Betuwe: Post für Verkehrsminister Dobrindt

Kreis Wesel..  Erneut hat Bundesverkehrsminister Alexander Dobrindt Post vom Verband der Bürgerinitiativen entlang der Betuwe-Linie erhalten. Denn erstmals in der Geschichte der Bundesrepublik können auch einzelne Bürger und Initiativen zum Bundesverkehrswegeplan 2030 Stellung nehmen, so der Weseler Sprecher Gert Bork.
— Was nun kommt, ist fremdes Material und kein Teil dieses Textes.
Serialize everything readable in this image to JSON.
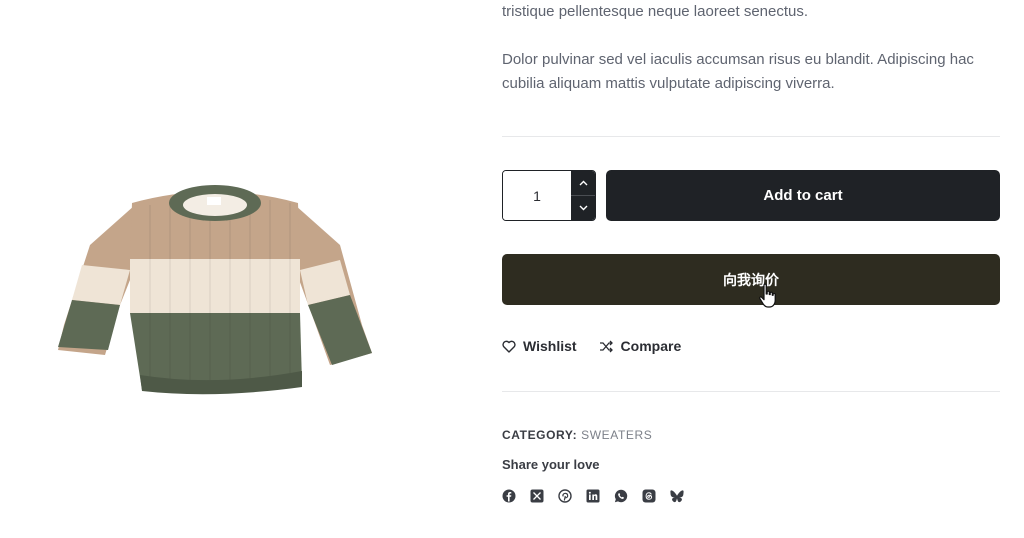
{
  "product": {
    "image_alt": "Striped knit sweater",
    "description": [
      "tristique pellentesque neque laoreet senectus.",
      "Dolor pulvinar sed vel iaculis accumsan risus eu blandit. Adipiscing hac cubilia aliquam mattis vulputate adipiscing viverra."
    ],
    "quantity": "1",
    "add_to_cart_label": "Add to cart",
    "inquiry_label": "向我询价",
    "wishlist_label": "Wishlist",
    "compare_label": "Compare",
    "category_key": "CATEGORY:",
    "category_value": "SWEATERS",
    "share_label": "Share your love"
  },
  "socials": [
    "facebook-icon",
    "x-icon",
    "pinterest-icon",
    "linkedin-icon",
    "whatsapp-icon",
    "threads-icon",
    "bluesky-icon"
  ],
  "colors": {
    "dark": "#1f2226",
    "inquiry": "#2e2c20",
    "sweater_green": "#5e6a55",
    "sweater_tan": "#c4a58a",
    "sweater_cream": "#efe4d6"
  }
}
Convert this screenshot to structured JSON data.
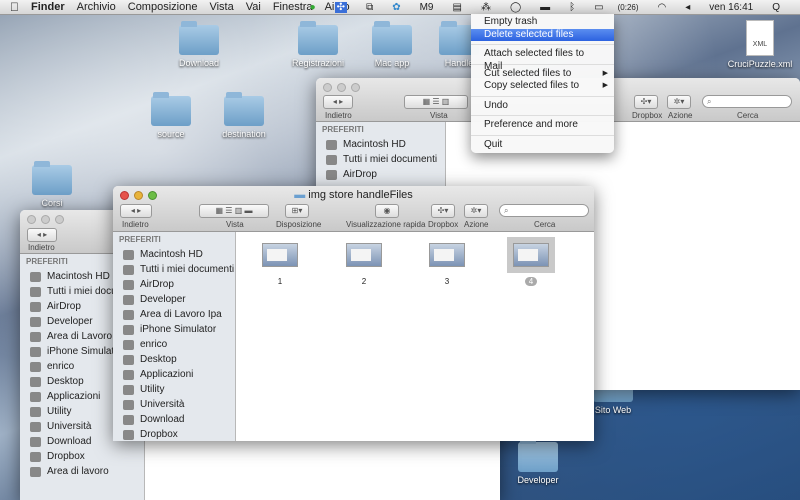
{
  "menubar": {
    "apple": "",
    "app": "Finder",
    "items": [
      "Archivio",
      "Composizione",
      "Vista",
      "Vai",
      "Finestra",
      "Aiuto"
    ],
    "status": {
      "m9": "M9",
      "battery": "(0:26)",
      "clock": "ven 16:41",
      "search": "Q"
    }
  },
  "desktop": {
    "icons": [
      "Download",
      "Registrazioni",
      "Mac app",
      "Handle",
      "source",
      "destination",
      "Corsi",
      "CruciPuzzle.xml",
      "Sito Web",
      "Developer"
    ],
    "xml_badge": "XML"
  },
  "context_menu": {
    "items": [
      "Empty trash",
      "Delete selected files",
      "Attach selected files to Mail",
      "Cut selected files to",
      "Copy selected files to",
      "Undo",
      "Preference and more",
      "Quit"
    ]
  },
  "toolbar": {
    "back": "Indietro",
    "view": "Vista",
    "arrange": "Disposizione",
    "quicklook": "Visualizzazione rapida",
    "dropbox": "Dropbox",
    "action": "Azione",
    "search": "Cerca"
  },
  "front_window": {
    "title": "img store handleFiles",
    "sidebar_header": "PREFERITI",
    "sidebar": [
      "Macintosh HD",
      "Tutti i miei documenti",
      "AirDrop",
      "Developer",
      "Area di Lavoro Ipa",
      "iPhone Simulator",
      "enrico",
      "Desktop",
      "Applicazioni",
      "Utility",
      "Università",
      "Download",
      "Dropbox"
    ],
    "files": [
      "1",
      "2",
      "3",
      "4"
    ]
  },
  "back_window_right": {
    "sidebar_header": "PREFERITI",
    "sidebar": [
      "Macintosh HD",
      "Tutti i miei documenti",
      "AirDrop"
    ]
  },
  "back_window_left": {
    "sidebar_header": "PREFERITI",
    "sidebar": [
      "Macintosh HD",
      "Tutti i miei docu",
      "AirDrop",
      "Developer",
      "Area di Lavoro Ipa",
      "iPhone Simulator",
      "enrico",
      "Desktop",
      "Applicazioni",
      "Utility",
      "Università",
      "Download",
      "Dropbox",
      "Area di lavoro"
    ]
  }
}
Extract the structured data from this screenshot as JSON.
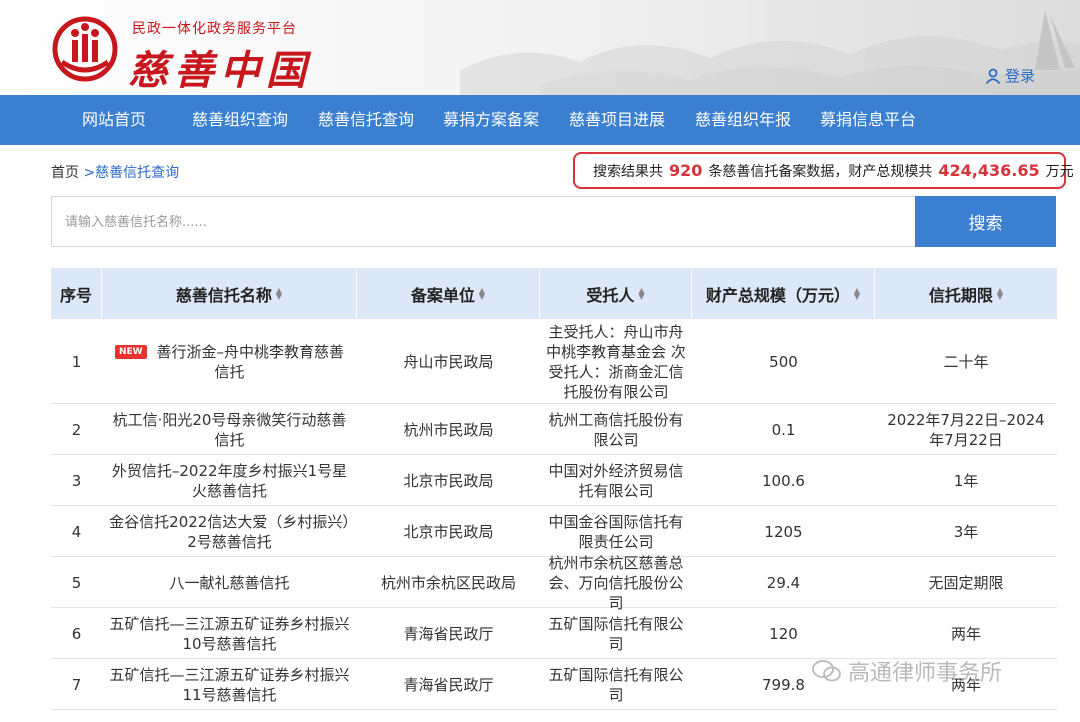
{
  "header": {
    "platform": "民政一体化政务服务平台",
    "brand": "慈善中国",
    "login": "登录"
  },
  "nav": [
    "网站首页",
    "慈善组织查询",
    "慈善信托查询",
    "募捐方案备案",
    "慈善项目进展",
    "慈善组织年报",
    "募捐信息平台"
  ],
  "breadcrumb": {
    "home": "首页",
    "current": ">慈善信托查询"
  },
  "summary": {
    "prefix": "搜索结果共",
    "count": "920",
    "middle": "条慈善信托备案数据，财产总规模共",
    "total": "424,436.65",
    "unit": "万元"
  },
  "search": {
    "placeholder": "请输入慈善信托名称......",
    "button": "搜索"
  },
  "table": {
    "columns": [
      "序号",
      "慈善信托名称",
      "备案单位",
      "受托人",
      "财产总规模（万元）",
      "信托期限"
    ],
    "badge": "NEW",
    "rows": [
      {
        "no": "1",
        "name": "善行浙金–舟中桃李教育慈善信托",
        "unit": "舟山市民政局",
        "trustee": "主受托人：舟山市舟中桃李教育基金会 次受托人：浙商金汇信托股份有限公司",
        "scale": "500",
        "term": "二十年"
      },
      {
        "no": "2",
        "name": "杭工信·阳光20号母亲微笑行动慈善信托",
        "unit": "杭州市民政局",
        "trustee": "杭州工商信托股份有限公司",
        "scale": "0.1",
        "term": "2022年7月22日–2024年7月22日"
      },
      {
        "no": "3",
        "name": "外贸信托–2022年度乡村振兴1号星火慈善信托",
        "unit": "北京市民政局",
        "trustee": "中国对外经济贸易信托有限公司",
        "scale": "100.6",
        "term": "1年"
      },
      {
        "no": "4",
        "name": "金谷信托2022信达大爱（乡村振兴）2号慈善信托",
        "unit": "北京市民政局",
        "trustee": "中国金谷国际信托有限责任公司",
        "scale": "1205",
        "term": "3年"
      },
      {
        "no": "5",
        "name": "八一献礼慈善信托",
        "unit": "杭州市余杭区民政局",
        "trustee": "杭州市余杭区慈善总会、万向信托股份公司",
        "scale": "29.4",
        "term": "无固定期限"
      },
      {
        "no": "6",
        "name": "五矿信托—三江源五矿证券乡村振兴10号慈善信托",
        "unit": "青海省民政厅",
        "trustee": "五矿国际信托有限公司",
        "scale": "120",
        "term": "两年"
      },
      {
        "no": "7",
        "name": "五矿信托—三江源五矿证券乡村振兴11号慈善信托",
        "unit": "青海省民政厅",
        "trustee": "五矿国际信托有限公司",
        "scale": "799.8",
        "term": "两年"
      }
    ]
  },
  "watermark": "高通律师事务所"
}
Das hat der Verband nun in einem offenen Brief getan und darin die Mängel der Planungen zum Betuwe-Ausbau zusammengefasst. Immerhin spricht der Verband für rund 470000 Menschen an dem 78 Kilometer langen Ausbauabschnitt.

„Leider führen sehr hart ablehnende Haltungen von Eisenbahnbundesamt, Deutscher Bahn AG und Ihrem Ministerium zu inakzeptablen Plänen“, heißt es in dem Anschreiben, in dem zur Sicherheit, zum Lärmschutz, zu städtebaulichen Belangen und zum öffentlichen Nahverkehr Stellung genommen wird. „Wir in Nordrhein-Westfalen sind nicht Bürger zweiter Klasse, denen der Bund sachgerechte und zeitgemäße Technik einfach vorenthalten darf“, sagt Bork.

In Sachen Sicherheit fehlen am Niederrhein Brunnen, Türen und Technik. Kostenpunkt: 40 Millionen Euro. Hinzu kommen fünf Millionen Euro für die Bereitstellung der Löschwasserversorgung. Bisher werde von Bahn und Eisenbahnbundesamt geleugnet, dass es sich hier um eine Gefahrguttrasse handelt – anders als in den Niederlanden. Der Lärmschutz entspreche an vielen Stellen nicht dem Stand der Technik. 150 Millionen Euro werden dafür gefordert, was etwa zehn Prozent der Gesamtkosten an der baden-württembergischen Bahnstrecke entspreche. Städtebauliche Belange würden mit den geplanten monotonen Blechwänden als Lärmschutz nicht berücksichtigt. Es handele sich um eine Billigstlösung. Forderung: 40 Millionen Euro mehr. Und um attraktive Haltepunkte zu gestalten, seien 21 Millionen Euro nötig. Bewege sich bei den Themen nichts, stehe eine beispiellose Klagewelle bevor, so die Ankündigung Borks.